The IBC came in the backdrop of the corporate debtor’s controlling shareholders failing to pay the dues of their creditors, thereby making the trust of the creditors and their fund availability erode. Responding to the critical situation, law and policy makers found their solution in adopting an exact opposite stance to the then existing scenario that existed in case a company was declared insolvent. Hence, under the IBC, the entire control of an ailing company has been conferred upon complete outsiders, i.e., financial creditors and an RP. Further, the IBC had made several attempts to ensure that the corporate debtors, more specifically the company’s promoters, stay distant from the CIRP so as to not exercise their influence over it.[8] However, the IBC seriously failed in adopting a probing attitude against the conduct of the company’s creditors and its RP. It failed to duly define their responsibilities and the rights of the other participants such as the corporate debtor and the resolution applicants to the CIRP while the CIRP is going on. In its present form, the IBC would soon attract various malpractices from the company’s creditors and RP, like those that arose from company’s controlling shareholders. For one, the concern of the Parliamentary Committee may get materialised: “The Code will result in gross abuse, massive corruption, favouritism and nepotism and it may help to generate black money also.

Priya Garg 

[1]Insolvency and Bankruptcy Board of India (Insolvency Resolution Process for Corporate persons) Regulations, 2016 (most importantly, Regulation 25).

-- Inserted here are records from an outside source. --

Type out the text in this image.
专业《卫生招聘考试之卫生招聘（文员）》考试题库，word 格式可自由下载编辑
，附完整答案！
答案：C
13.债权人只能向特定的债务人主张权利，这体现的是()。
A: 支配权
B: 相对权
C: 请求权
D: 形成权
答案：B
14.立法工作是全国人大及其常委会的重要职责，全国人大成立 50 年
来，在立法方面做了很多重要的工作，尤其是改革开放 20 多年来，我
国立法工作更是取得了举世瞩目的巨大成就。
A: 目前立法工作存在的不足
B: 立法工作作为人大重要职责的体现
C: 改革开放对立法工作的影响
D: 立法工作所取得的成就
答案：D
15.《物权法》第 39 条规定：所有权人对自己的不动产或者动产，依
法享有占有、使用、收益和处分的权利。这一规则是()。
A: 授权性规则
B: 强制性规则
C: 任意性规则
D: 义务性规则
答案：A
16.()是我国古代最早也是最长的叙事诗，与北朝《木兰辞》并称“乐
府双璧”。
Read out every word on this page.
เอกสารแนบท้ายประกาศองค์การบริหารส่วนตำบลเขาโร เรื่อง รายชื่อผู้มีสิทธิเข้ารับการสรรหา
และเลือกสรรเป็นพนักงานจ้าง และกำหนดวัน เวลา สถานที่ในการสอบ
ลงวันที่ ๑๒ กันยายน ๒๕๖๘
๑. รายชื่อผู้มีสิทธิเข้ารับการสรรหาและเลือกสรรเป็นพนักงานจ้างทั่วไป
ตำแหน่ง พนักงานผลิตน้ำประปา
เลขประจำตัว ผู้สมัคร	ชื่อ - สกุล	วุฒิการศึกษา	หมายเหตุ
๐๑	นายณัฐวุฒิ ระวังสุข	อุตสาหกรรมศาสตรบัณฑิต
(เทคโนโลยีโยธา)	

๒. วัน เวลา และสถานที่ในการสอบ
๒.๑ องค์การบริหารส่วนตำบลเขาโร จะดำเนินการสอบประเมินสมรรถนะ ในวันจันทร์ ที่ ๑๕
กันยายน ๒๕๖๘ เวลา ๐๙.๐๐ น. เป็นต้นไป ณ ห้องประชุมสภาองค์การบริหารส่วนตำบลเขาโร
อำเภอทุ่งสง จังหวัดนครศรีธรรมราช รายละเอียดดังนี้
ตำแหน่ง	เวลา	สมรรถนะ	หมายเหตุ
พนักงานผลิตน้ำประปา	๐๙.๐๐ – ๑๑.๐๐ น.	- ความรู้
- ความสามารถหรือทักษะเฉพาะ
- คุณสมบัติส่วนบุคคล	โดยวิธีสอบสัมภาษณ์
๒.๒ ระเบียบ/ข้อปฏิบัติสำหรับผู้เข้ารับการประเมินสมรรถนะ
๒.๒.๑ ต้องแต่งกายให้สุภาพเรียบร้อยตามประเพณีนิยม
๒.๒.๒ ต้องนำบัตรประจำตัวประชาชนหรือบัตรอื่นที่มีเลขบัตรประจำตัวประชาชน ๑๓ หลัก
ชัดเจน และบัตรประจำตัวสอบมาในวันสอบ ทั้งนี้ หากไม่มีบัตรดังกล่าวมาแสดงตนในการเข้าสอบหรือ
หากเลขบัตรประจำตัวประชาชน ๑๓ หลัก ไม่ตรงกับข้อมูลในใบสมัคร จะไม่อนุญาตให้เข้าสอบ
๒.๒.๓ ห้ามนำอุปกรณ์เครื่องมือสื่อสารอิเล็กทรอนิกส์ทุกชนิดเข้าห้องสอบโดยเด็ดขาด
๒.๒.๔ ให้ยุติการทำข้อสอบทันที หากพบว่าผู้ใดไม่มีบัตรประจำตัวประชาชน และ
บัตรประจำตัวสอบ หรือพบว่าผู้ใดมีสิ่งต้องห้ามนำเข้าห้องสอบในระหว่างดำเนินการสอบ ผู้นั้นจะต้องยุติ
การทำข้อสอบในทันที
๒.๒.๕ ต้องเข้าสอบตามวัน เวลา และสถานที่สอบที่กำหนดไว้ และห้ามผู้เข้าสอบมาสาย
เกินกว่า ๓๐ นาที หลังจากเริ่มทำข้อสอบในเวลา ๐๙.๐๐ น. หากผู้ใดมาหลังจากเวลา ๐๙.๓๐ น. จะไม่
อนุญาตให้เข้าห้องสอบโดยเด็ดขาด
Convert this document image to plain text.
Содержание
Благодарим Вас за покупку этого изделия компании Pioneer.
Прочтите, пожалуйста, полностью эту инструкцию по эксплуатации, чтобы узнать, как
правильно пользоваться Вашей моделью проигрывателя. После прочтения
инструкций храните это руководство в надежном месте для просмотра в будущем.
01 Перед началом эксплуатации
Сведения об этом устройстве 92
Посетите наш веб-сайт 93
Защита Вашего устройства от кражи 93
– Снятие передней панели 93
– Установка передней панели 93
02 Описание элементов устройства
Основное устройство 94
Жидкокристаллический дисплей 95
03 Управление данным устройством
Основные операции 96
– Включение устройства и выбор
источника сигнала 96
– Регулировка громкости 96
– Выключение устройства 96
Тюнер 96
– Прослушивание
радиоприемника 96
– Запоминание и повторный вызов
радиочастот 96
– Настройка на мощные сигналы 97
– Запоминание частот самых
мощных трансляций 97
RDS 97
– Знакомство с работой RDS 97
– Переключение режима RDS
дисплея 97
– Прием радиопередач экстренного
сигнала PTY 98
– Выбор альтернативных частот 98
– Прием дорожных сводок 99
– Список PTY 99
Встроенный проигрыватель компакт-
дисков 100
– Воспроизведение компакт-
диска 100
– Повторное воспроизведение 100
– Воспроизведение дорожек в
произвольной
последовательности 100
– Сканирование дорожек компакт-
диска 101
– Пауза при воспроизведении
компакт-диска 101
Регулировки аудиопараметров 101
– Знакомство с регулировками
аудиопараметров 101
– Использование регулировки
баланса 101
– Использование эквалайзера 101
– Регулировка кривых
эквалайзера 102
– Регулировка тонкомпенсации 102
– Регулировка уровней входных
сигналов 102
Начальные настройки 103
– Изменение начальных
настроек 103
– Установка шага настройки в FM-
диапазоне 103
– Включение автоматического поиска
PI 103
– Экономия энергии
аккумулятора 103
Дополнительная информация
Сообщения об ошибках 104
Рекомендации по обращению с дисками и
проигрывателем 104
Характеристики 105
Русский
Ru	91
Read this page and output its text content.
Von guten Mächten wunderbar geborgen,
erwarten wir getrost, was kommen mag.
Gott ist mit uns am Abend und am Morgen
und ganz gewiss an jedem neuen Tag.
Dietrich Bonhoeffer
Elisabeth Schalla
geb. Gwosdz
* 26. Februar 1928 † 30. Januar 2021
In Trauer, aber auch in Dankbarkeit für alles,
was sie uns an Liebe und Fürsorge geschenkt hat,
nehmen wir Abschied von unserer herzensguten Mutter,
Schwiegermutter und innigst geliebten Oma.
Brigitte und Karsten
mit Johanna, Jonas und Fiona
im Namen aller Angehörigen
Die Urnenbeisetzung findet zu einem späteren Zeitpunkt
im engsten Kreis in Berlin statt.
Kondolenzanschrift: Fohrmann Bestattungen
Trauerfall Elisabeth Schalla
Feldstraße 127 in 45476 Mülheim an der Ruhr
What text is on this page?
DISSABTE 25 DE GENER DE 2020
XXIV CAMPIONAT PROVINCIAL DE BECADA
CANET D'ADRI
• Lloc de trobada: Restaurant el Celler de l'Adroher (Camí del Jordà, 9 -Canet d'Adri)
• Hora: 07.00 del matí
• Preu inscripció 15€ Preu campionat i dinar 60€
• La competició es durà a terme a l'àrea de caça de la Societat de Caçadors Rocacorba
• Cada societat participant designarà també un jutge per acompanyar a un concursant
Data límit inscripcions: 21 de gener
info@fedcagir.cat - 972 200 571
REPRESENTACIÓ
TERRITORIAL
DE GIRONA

[2] E.g. S. 166, The Companies Act, 2013.

[3] Regulation 3, Insolvency and Bankruptcy Board of India (Insolvency Resolution Process for Corporate Persons) Regulations, 2016.

[4] Section 24, Insolvency and Bankruptcy Code, 2016.

[5] Regulations 21(3) & 36, Insolvency and Bankruptcy Board of India (Insolvency Resolution Process for Corporate Persons) Regulations, 2016.

[6] Regulation 36(4), Insolvency and Bankruptcy Board of India (Insolvency Resolution Process for Corporate Persons) Regulations, 2016.

[7] See Regulation 36, Insolvency and Bankruptcy Board of India (Insolvency Resolution Process for Corporate Persons) Regulations, 2016.

[8] E.g. sections 17 & 18, The Insolvency and Bankruptcy Code, 2016.